Stateful Applications on AWS EKS: The EBS Bottleneck and My Shift to EFS


As Kubernetes adoption accelerates across organizations, deploying stateful applications on AWS EKS presents opportunities and architectural challenges. A key decision point often lies in choosing the proper persistent storage backend. In this post, I’ll describe the bottlenecks I encountered with Amazon EBS when scaling my stateful workloads and explain why I transitioned to Amazon EFS for a more reliable and scalable solution.


Understanding the EBS Bottleneck in EKS

When I initially deployed stateful workloads such as databases, CI/CD caching layers, and user-uploaded media processing tools on Amazon Elastic Kubernetes Service (EKS), I opted for Amazon Elastic Block Store (EBS) as the default volume type. High-performance SSD-backed volumes with regional availability and simple lifecycle management seemed like a natural fit.

However, I soon encountered several bottlenecks:

1. Pod and Volume Affinity

EBS volumes are AZ-specific and attachable to only one EC2 instance at a time, severely limiting pod scheduling flexibility. If a pod failed or needed to be rescheduled, Kubernetes often couldn’t reattach the volume quickly enough, resulting in downtime.

2. Slow Volume Attach/Detach

The delay during EBS volume reattachments meant longer pod startup times and significant latency during scaling events.
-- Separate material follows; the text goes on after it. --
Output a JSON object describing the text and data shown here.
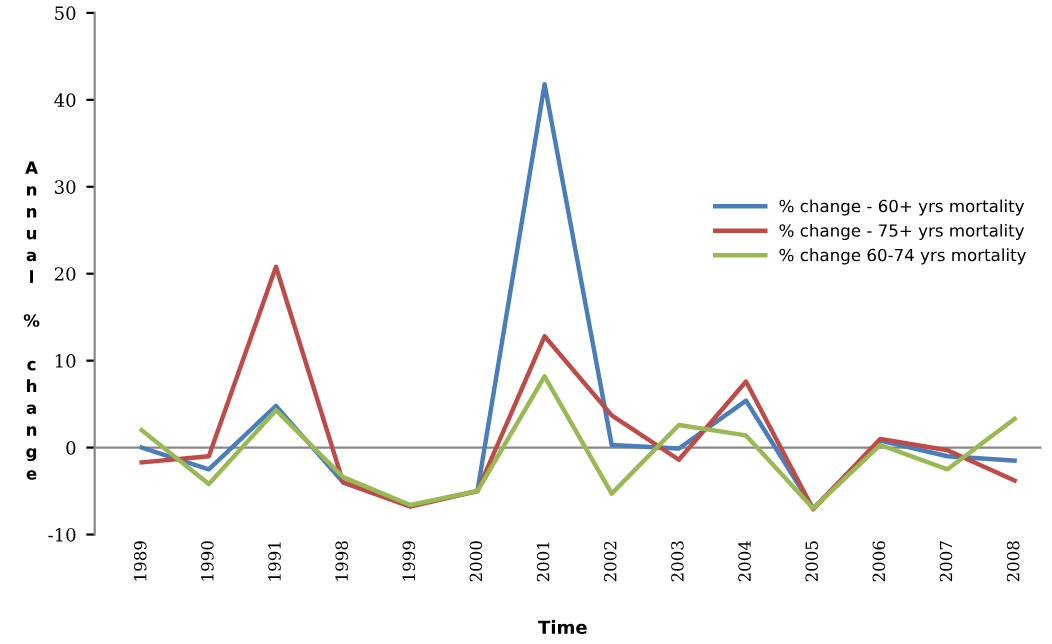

This was especially problematic for CI jobs that spun up short-lived pods needing immediate access to persistent data.

3. Volume Management Complexity

Managing lifecycle policies, snapshots, and volume provisioning in multi-tenant environments became unwieldy. Integrating EBS with dynamic provisioning also required tight tuning of StorageClass, PersistentVolume, and PersistentVolumeClaim configurations.


Why I Migrated to Amazon EFS

After encountering persistent EBS-related friction, I transitioned my storage strategy to Amazon Elastic File System (EFS), a fully managed, NFS-based storage service that integrates seamlessly with EKS.
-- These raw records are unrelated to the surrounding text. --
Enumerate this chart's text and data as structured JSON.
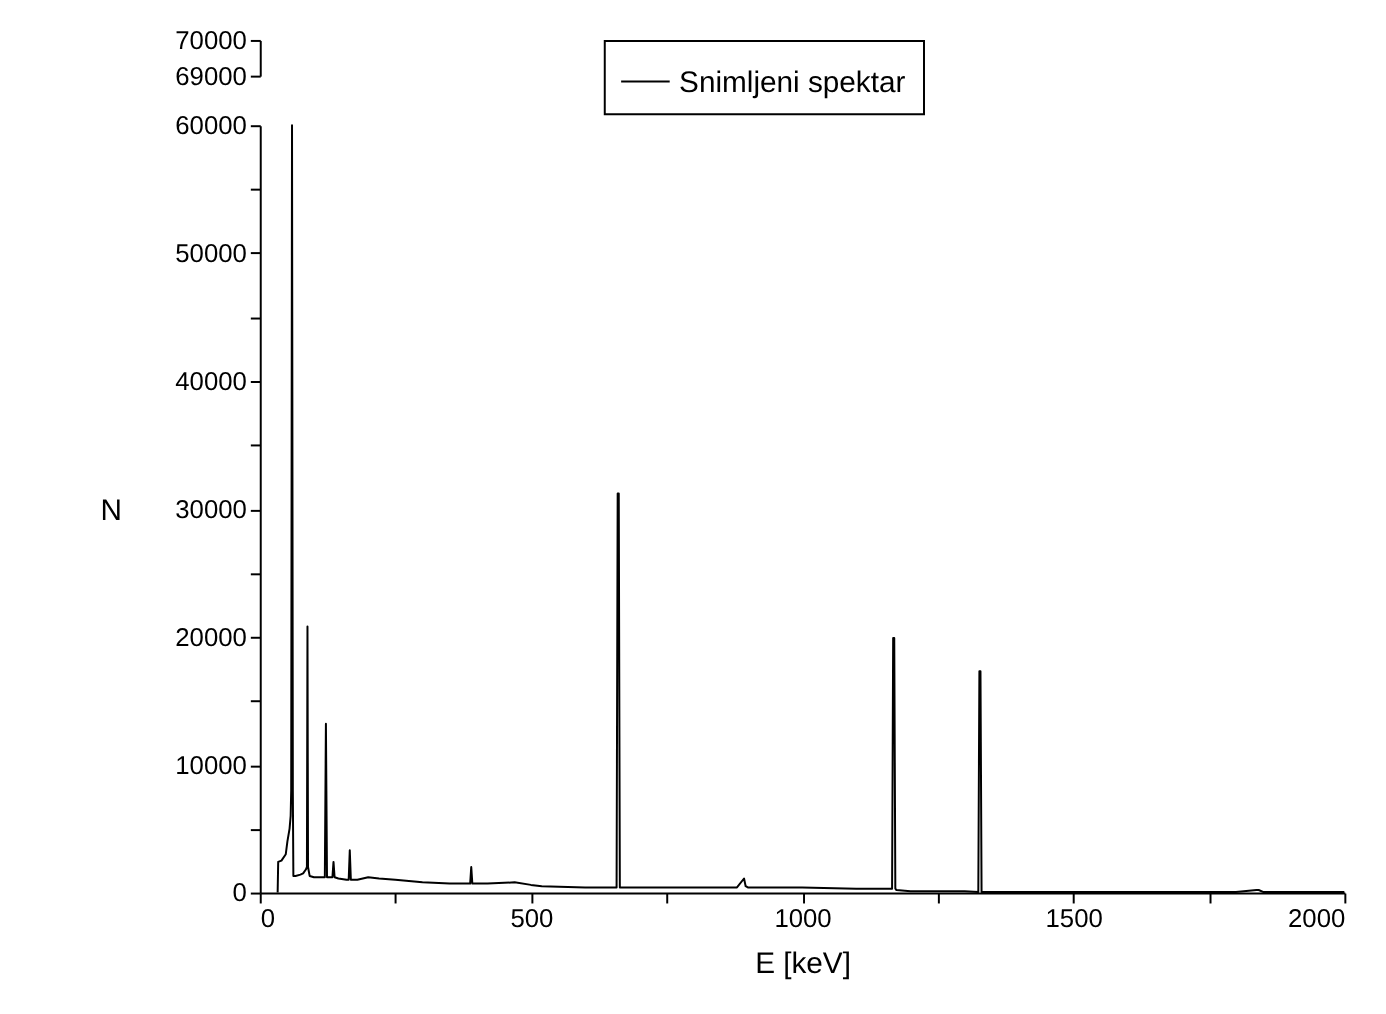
{
  "chart_data": [
    {
      "type": "line",
      "xlim": [
        0,
        2000
      ],
      "ylim": [
        69000,
        70000
      ],
      "yticks": [
        69000,
        70000
      ],
      "tick_labels": "y"
    },
    {
      "type": "line",
      "xlabel": "E [keV]",
      "ylabel": "N",
      "legend": "top",
      "grid": false,
      "marker": "none",
      "line_style": "solid",
      "xlim": [
        0,
        2000
      ],
      "ylim": [
        0,
        60000
      ],
      "xticks": [
        0,
        {
          "value": 250,
          "label": null
        },
        500,
        {
          "value": 750,
          "label": null
        },
        1000,
        {
          "value": 1250,
          "label": null
        },
        1500,
        {
          "value": 1750,
          "label": null
        },
        2000
      ],
      "yticks": [
        0,
        {
          "value": 5000,
          "label": null
        },
        10000,
        {
          "value": 15000,
          "label": null
        },
        20000,
        {
          "value": 25000,
          "label": null
        },
        30000,
        {
          "value": 35000,
          "label": null
        },
        40000,
        {
          "value": 45000,
          "label": null
        },
        50000,
        {
          "value": 55000,
          "label": null
        },
        60000
      ],
      "series": [
        {
          "name": "Snimljeni spektar",
          "color": "#000000",
          "x": [
            33,
            34,
            40,
            48,
            51,
            55,
            57,
            58,
            59.5,
            61,
            62,
            66,
            75,
            80,
            85,
            87,
            88,
            89,
            92,
            100,
            110,
            120,
            122,
            124,
            130,
            134,
            136,
            138,
            145,
            160,
            164,
            166,
            168,
            180,
            200,
            220,
            250,
            300,
            350,
            388,
            390,
            392,
            420,
            470,
            500,
            520,
            600,
            650,
            658,
            660,
            662,
            664,
            666,
            700,
            800,
            880,
            893,
            896,
            900,
            1000,
            1100,
            1150,
            1166,
            1168,
            1170,
            1172,
            1174,
            1200,
            1250,
            1300,
            1325,
            1327,
            1329,
            1331,
            1333,
            1400,
            1600,
            1800,
            1838,
            1842,
            1850,
            2000
          ],
          "values": [
            0,
            2400,
            2500,
            3000,
            4000,
            5000,
            6000,
            8000,
            60000,
            8000,
            1300,
            1300,
            1400,
            1500,
            1800,
            2000,
            20800,
            2000,
            1300,
            1200,
            1200,
            1200,
            13200,
            1200,
            1200,
            1200,
            2400,
            1200,
            1100,
            1000,
            1000,
            3300,
            1000,
            1000,
            1200,
            1100,
            1000,
            800,
            700,
            700,
            2000,
            700,
            700,
            800,
            600,
            500,
            400,
            400,
            400,
            31200,
            31200,
            400,
            400,
            400,
            400,
            400,
            1100,
            500,
            400,
            400,
            300,
            300,
            300,
            19900,
            19900,
            300,
            200,
            100,
            100,
            100,
            50,
            17300,
            17300,
            50,
            50,
            50,
            50,
            50,
            200,
            200,
            50,
            50
          ]
        }
      ]
    }
  ]
}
Key Benefits of EFS for EKS Stateful Applications:

1. Multi-AZ High Availability

EFS volumes are inherently multi-AZ, ensuring my applications remain available even when pods are rescheduled across different zones.
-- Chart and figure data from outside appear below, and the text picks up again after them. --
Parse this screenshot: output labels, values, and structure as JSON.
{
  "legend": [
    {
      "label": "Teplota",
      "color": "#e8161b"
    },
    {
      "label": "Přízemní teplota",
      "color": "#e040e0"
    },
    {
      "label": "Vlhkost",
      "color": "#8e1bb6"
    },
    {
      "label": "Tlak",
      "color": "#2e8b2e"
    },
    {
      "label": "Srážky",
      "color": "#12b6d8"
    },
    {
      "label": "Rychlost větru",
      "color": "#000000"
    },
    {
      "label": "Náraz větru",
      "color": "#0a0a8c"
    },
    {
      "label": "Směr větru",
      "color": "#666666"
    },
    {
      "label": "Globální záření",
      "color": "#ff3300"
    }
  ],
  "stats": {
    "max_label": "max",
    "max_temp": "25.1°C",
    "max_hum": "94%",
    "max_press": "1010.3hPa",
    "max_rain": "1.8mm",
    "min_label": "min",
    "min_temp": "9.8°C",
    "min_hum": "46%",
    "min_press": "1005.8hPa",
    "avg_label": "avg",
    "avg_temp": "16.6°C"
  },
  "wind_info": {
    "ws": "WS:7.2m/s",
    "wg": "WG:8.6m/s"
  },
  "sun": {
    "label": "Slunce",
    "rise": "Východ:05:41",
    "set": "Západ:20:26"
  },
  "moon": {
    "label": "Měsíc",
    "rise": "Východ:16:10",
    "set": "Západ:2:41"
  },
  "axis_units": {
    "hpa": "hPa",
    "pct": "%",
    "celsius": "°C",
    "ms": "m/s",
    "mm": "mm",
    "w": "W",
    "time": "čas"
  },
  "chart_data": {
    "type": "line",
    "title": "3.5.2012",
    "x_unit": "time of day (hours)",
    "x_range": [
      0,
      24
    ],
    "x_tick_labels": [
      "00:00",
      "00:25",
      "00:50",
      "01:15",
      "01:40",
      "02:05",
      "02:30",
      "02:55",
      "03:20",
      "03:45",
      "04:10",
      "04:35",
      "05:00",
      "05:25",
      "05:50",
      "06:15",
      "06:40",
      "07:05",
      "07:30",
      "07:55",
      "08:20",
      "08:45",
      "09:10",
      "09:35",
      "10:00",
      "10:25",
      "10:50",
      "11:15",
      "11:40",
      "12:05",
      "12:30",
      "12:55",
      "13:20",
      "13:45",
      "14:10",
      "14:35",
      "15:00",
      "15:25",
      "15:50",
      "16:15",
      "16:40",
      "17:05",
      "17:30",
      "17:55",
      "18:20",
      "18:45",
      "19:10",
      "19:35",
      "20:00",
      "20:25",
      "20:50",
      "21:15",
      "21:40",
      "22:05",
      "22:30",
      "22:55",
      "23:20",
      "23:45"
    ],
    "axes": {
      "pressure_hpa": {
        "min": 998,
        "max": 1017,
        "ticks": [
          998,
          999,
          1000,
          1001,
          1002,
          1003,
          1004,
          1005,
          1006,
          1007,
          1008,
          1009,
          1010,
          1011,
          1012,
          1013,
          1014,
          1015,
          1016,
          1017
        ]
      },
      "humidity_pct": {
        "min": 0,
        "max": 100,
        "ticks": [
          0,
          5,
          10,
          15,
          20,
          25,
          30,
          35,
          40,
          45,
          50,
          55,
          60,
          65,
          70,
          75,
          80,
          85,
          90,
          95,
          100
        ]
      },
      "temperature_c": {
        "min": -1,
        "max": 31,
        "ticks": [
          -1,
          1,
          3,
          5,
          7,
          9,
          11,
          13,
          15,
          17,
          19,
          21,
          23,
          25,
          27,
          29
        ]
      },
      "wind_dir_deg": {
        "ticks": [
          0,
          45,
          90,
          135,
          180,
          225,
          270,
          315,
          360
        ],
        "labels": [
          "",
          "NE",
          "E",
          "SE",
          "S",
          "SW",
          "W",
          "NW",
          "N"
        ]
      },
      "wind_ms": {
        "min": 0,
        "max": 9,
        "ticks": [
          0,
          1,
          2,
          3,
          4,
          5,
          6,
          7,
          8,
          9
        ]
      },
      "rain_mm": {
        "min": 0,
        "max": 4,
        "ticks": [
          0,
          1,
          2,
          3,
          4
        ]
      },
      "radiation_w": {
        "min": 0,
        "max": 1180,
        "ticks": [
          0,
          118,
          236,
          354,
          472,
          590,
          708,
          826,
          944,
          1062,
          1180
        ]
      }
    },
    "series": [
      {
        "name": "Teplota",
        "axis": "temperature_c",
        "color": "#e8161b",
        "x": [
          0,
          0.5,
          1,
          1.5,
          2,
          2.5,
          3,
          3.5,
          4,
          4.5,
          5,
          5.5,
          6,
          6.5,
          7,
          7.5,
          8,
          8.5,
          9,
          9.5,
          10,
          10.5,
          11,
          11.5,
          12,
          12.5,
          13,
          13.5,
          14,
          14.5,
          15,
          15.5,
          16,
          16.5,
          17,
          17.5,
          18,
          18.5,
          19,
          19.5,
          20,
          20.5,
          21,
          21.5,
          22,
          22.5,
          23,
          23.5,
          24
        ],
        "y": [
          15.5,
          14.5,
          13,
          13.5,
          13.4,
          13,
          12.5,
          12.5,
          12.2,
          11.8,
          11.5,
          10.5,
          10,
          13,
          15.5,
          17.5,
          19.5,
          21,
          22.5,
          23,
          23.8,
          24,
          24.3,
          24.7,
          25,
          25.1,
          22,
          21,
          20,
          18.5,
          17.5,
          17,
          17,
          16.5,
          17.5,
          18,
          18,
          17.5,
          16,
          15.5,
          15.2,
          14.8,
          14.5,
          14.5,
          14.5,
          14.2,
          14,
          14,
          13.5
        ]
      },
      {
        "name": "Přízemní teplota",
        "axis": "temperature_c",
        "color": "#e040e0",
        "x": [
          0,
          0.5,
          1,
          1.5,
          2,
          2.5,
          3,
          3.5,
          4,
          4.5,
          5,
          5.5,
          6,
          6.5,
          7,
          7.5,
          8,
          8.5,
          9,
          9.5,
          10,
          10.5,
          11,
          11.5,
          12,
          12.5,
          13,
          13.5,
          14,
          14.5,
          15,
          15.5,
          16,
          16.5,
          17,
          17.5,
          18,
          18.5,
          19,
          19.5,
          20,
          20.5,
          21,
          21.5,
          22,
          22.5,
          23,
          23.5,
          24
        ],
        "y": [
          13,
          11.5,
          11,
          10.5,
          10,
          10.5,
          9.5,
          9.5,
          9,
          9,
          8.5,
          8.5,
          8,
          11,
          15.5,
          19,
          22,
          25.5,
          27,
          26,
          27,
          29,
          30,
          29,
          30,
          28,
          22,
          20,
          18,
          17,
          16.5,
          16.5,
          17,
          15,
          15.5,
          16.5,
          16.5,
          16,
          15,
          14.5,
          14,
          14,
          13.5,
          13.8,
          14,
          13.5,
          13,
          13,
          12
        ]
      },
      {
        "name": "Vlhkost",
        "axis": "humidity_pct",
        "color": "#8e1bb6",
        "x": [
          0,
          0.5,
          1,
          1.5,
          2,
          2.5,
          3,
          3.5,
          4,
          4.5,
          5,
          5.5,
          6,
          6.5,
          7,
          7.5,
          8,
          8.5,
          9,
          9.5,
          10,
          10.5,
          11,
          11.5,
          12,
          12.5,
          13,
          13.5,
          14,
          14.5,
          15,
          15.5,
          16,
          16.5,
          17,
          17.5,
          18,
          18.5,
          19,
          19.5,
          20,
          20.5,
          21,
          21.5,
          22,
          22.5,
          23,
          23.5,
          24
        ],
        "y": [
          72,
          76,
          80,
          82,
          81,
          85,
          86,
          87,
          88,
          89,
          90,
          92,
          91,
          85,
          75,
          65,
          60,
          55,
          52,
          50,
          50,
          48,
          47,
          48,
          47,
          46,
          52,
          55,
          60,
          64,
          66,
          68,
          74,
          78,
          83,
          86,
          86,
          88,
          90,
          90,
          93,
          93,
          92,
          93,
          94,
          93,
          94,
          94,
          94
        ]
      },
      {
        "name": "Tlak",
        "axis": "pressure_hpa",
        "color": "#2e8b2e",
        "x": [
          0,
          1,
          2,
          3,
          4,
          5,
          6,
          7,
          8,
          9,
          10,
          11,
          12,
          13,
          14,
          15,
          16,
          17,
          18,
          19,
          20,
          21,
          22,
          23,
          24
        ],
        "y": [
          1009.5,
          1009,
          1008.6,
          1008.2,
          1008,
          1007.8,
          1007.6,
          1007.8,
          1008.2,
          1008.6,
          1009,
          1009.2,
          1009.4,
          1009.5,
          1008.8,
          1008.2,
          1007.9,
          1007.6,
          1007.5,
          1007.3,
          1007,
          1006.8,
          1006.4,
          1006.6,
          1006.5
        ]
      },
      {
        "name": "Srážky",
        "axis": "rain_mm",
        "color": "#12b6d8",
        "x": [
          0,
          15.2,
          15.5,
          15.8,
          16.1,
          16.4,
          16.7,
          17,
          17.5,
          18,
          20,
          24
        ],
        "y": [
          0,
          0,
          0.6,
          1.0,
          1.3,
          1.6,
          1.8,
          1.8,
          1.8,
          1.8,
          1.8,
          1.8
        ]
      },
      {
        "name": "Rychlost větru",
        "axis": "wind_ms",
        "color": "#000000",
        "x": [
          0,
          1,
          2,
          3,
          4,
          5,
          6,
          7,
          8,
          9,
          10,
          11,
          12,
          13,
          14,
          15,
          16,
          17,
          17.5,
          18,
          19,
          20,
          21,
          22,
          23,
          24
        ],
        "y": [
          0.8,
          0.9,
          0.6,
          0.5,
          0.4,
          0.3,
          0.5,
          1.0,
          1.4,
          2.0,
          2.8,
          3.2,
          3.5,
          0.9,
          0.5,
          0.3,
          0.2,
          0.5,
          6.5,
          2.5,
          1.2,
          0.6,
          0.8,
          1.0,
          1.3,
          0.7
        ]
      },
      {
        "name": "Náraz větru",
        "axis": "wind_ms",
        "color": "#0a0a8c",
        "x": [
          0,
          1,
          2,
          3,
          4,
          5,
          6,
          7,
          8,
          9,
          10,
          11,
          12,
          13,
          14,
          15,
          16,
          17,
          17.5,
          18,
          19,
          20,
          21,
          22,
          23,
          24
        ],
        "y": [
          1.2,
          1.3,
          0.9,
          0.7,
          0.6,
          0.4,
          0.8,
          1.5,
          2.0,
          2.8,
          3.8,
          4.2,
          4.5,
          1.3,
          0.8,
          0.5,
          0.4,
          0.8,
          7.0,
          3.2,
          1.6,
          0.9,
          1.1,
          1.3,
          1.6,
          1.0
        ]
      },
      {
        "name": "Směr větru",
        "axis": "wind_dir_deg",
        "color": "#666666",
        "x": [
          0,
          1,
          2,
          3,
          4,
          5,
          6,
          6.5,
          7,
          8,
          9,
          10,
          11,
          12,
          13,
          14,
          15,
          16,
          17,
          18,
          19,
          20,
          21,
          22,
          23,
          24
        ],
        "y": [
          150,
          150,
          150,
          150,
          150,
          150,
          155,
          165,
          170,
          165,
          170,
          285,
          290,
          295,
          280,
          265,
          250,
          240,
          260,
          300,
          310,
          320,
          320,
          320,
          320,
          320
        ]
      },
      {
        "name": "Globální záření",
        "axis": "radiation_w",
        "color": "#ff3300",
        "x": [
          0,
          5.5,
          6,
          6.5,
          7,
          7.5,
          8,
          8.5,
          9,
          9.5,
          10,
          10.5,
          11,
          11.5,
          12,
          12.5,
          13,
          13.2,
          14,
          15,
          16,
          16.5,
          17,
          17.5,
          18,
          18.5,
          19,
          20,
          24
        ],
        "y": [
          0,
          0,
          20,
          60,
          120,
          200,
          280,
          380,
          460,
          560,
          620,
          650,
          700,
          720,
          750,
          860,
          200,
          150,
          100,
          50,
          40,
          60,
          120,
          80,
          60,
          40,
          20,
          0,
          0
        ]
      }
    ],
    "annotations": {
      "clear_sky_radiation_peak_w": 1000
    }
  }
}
2. Shared File System for Parallel Access

EFS supports concurrent access by multiple pods, enabling shared-state applications like media pipelines, ML workloads, and log aggregators to scale horizontally without duplicate storage provisioning.

3. Simplified Storage Management

EFS abstracts away capacity management. No more pre-sizing volumes or managing IOPS — I only pay for what I use, and performance scales automatically.

4. Fast Attach/Detach and No AZ Lock-In

Unlike EBS, EFS does not require attaching/detaching. It’s immediately accessible from all pods that mount it, with no downtime on rescheduling.


Key Lessons from the Transition

  • Performance tuning for EFS is critical, especially understanding the difference between General Purpose (GP) and Max I/O performance modes.

  • Implementing Pod Security Policies (PSP) and configuring IAM roles for service accounts (IRSA) ensured secure access to EFS mount targets.

  • Using the EFS CSI driver with EKS simplified dynamic provisioning and automation of PersistentVolumeClaims.


Conclusion

While EBS remains an excellent choice for high-performance, single-pod workloads, its limitations in availability, scheduling, and attach times made it a bottleneck for my EKS-based stateful applications. Migrating to Amazon EFS delivered operational simplicity, multi-pod scalability, and high availability.

If you’re struggling with the same EBS issues on EKS, consider piloting an EFS-backed deployment — the tradeoffs might surprise you in a good way.